Article of the Month - March 2021
 “Pontremoli’s Cry:
Personhood, Scale, and History in the Eastern Mediterranean”
(Joseph John Viscomi: History, Classics and Archaeology,
Birkbeck, University of London)

Viscomi, Joseph John. “Pontremoli’s Cry: Personhood, Scale, and History in the Eastern Mediterranean.”
History and Anthropology 31 (2020): 43-65.

Article Abstract:
This article explores the relationship between personhood and participation in wider political worlds that encompass (and dismantle) national, transnational and regional scales. It does so through a microhistorical study of Moise Pontremoli, an Italian Sephardic Jew displaced from Izmir to Alexandria and bnally to Rome between the 1920s and the 1960s. After having returned to Egypt from the First World War as a ‘wounded Italian veteran’, Pontremoli purchased a plot of desert land from local Bedouin. This land became home to his experimental farm. He wrote expressively on his greening of the desert landscape during the interwar years, until he was cut off from it by the Second World War. Between 1952 and 1956 local authorities destroyed his crops and sequestered his land. He petitioned the Egyptian Sequestrate and received minor compensation; then, in a much longer and unanswered battle, he pursued Italian diplomatic authorities for what he saw as their abandon in favour of state interests and a diplomacy of political ‘friendship’ with Egypt’s emergent nationalist regime. He wrote obsessively to journalists, politicians, lawyers, human rights activists, and to anyone who might listen to his case. With great frustration, Pontremoli repatriated in 1963 and settled in Rome to continue his campaign. His letters gained attention only in the turbulent years of late-1960s Italy, just before his death in 1968. This article argues that Pontremoli’s articulation of personhood through his wounded body and lost land knotted histories of migration, empire, war, and decolonization into one tale of twentieth-century Mediterranean discontent.

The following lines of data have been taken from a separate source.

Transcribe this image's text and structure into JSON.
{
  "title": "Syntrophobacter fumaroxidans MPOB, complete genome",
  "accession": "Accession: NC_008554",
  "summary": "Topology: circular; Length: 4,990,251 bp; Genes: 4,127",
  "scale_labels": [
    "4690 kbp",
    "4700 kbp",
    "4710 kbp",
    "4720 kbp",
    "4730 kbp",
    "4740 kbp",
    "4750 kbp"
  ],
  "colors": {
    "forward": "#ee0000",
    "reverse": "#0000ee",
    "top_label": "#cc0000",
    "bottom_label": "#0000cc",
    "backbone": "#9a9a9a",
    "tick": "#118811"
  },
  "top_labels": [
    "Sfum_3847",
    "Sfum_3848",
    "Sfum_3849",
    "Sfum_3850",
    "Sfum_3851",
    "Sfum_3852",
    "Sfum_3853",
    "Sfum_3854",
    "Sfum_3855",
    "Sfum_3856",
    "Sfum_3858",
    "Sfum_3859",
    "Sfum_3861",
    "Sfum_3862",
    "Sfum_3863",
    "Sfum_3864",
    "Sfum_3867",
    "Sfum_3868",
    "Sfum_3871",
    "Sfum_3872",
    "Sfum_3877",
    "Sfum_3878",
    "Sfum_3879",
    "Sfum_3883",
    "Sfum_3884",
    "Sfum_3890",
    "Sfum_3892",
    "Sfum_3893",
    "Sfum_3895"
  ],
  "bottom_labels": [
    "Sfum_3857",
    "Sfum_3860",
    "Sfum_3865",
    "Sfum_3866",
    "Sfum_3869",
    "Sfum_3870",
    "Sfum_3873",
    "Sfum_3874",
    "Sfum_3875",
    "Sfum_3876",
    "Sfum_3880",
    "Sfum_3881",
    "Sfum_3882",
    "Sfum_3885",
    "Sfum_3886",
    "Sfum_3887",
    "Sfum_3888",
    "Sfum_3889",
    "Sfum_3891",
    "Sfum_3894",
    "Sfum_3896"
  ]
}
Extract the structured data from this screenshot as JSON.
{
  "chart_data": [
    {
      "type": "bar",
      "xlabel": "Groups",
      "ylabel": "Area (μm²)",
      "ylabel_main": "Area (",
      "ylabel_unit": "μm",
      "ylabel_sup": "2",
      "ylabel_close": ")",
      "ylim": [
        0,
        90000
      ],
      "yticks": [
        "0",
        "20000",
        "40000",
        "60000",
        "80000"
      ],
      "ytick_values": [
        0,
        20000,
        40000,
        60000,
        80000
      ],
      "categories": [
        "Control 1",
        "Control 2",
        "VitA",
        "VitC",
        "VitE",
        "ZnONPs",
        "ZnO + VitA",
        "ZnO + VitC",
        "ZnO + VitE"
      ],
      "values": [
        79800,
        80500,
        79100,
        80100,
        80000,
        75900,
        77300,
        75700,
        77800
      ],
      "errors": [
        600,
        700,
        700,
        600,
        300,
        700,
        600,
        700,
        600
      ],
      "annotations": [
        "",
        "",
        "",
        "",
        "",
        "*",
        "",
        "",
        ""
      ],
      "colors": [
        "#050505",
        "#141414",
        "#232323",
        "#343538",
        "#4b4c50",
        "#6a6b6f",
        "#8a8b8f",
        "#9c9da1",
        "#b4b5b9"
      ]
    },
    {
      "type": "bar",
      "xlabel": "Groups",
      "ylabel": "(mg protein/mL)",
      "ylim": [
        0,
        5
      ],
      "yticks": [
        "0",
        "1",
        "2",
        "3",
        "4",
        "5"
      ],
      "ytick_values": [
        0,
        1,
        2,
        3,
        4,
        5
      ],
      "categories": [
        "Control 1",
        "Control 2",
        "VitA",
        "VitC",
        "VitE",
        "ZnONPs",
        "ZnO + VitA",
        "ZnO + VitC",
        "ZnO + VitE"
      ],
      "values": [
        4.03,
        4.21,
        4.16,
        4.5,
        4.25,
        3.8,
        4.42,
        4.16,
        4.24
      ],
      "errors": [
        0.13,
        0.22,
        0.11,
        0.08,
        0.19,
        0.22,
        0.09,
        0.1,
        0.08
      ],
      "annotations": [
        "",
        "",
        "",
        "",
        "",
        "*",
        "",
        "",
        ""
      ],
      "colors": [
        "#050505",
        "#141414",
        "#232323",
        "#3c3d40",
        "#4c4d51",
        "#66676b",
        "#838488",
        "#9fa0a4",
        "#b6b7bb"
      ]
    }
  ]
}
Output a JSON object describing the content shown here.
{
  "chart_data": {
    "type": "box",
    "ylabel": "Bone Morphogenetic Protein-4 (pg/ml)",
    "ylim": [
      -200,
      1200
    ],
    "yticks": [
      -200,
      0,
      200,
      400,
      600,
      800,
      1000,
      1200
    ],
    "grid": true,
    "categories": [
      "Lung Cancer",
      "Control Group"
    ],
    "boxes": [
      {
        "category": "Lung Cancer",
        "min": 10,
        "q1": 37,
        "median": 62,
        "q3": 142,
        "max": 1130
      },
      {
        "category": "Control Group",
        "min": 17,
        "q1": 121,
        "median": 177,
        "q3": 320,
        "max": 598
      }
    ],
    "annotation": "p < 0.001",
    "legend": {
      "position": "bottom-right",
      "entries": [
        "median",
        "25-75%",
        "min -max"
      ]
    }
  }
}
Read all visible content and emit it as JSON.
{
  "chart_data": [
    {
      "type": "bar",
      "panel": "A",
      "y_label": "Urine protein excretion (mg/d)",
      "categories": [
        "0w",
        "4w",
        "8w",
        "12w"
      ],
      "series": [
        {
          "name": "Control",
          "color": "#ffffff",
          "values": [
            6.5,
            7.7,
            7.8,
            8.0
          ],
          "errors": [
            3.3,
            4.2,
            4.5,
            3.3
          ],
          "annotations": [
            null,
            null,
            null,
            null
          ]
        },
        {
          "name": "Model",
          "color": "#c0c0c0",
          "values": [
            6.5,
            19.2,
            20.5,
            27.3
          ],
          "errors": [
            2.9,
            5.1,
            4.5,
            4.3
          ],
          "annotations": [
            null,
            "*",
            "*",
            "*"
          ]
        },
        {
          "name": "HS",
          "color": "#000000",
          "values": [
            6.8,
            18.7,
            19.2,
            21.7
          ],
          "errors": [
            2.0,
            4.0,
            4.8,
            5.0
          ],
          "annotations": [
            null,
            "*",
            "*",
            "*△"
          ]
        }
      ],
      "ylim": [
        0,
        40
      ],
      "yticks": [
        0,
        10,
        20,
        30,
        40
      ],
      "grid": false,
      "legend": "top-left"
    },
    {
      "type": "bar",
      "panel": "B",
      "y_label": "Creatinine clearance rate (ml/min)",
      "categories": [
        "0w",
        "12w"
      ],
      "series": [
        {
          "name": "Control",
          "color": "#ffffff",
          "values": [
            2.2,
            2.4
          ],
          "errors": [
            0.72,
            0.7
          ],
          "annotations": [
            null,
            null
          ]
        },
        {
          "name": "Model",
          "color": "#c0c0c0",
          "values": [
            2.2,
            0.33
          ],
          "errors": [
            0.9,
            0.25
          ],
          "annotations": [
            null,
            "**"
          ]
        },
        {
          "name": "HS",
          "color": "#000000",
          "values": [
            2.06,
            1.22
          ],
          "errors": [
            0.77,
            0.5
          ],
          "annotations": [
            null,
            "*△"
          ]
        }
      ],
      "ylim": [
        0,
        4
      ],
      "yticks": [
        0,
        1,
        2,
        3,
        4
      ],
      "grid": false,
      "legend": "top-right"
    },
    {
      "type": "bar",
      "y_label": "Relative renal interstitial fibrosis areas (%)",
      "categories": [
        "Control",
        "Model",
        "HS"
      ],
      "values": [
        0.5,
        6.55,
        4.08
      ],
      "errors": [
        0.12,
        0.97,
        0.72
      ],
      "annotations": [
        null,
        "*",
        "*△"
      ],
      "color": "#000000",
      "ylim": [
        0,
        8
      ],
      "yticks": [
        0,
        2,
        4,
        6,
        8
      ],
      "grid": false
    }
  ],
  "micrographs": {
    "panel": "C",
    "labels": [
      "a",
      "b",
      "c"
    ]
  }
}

Keywords: Eastern Mediterranean, Egypt, Italy, Italian Fascism, empire, personhood, microhistory, decolonisation, historical anthropology

Nomination Statement:
Joseph Viscomi's well-researched article contributes to a wide body of scholarship on migration and displacement in the twentieth century. Focusing on the life of an Italian Sephardic Jew displaced across the Mediterranean (from Izmir to Alexandria and later to Rome), Viscomi’s analysis sheds light on questions of personhood and subjecthood (or lack thereof) in the modern Mediterranean. The use of microhistory as a methodological approach for the study of the Mediterranean is innovative, and Viscomi makes good use of it to reinterpret the modern period focusing on the question of personhood in direct relation to geopolitics.

Author’s Comment:
“Pontremoli’s Cry” emerged as I tried to make sense of a collection of archival documents that I had found at the Unione Comunità Ebraiche Italiane while conducting research for my doctoral dissertation in Rome. Although two distinct intellectual projects, the stories constantly touched, overlapped, and knotted with one another. Yet, in the fragmented remnants of Pontremoli’s life (and death), I was fascinated by how every turn of his story seemed to elude common perceptions of modern and contemporary history. The echoes of his suffering were haunting, especially due to their seemingly paradoxical concreteness and mercurial nature. At times, I felt I had recognised Pontremoli. Turning to microhistory and the anthropology of personhood, I attributed this to an assumption among too many historians of the modern and contemporary period that the wealth of documentary evidence available to us means greater clarity about the boundaries between individuals and communities, and the institutions (and categories) into which they fit. At other times, Pontremoli’s experiences and perceptions seemed unfamiliar and detached, remote even. I wrote this, therefore, as a methodological exploration of how historical processes constitute the person, and vice versa. The monograph I’m writing, Uncertain Futures, moves beyond the individual to explore wider processes of community formation, the collapse of Italian fascist imperialism, and the decolonisation of the Mediterranean through the lens of anticipated, actual, and remembered departures of Italians from Egypt.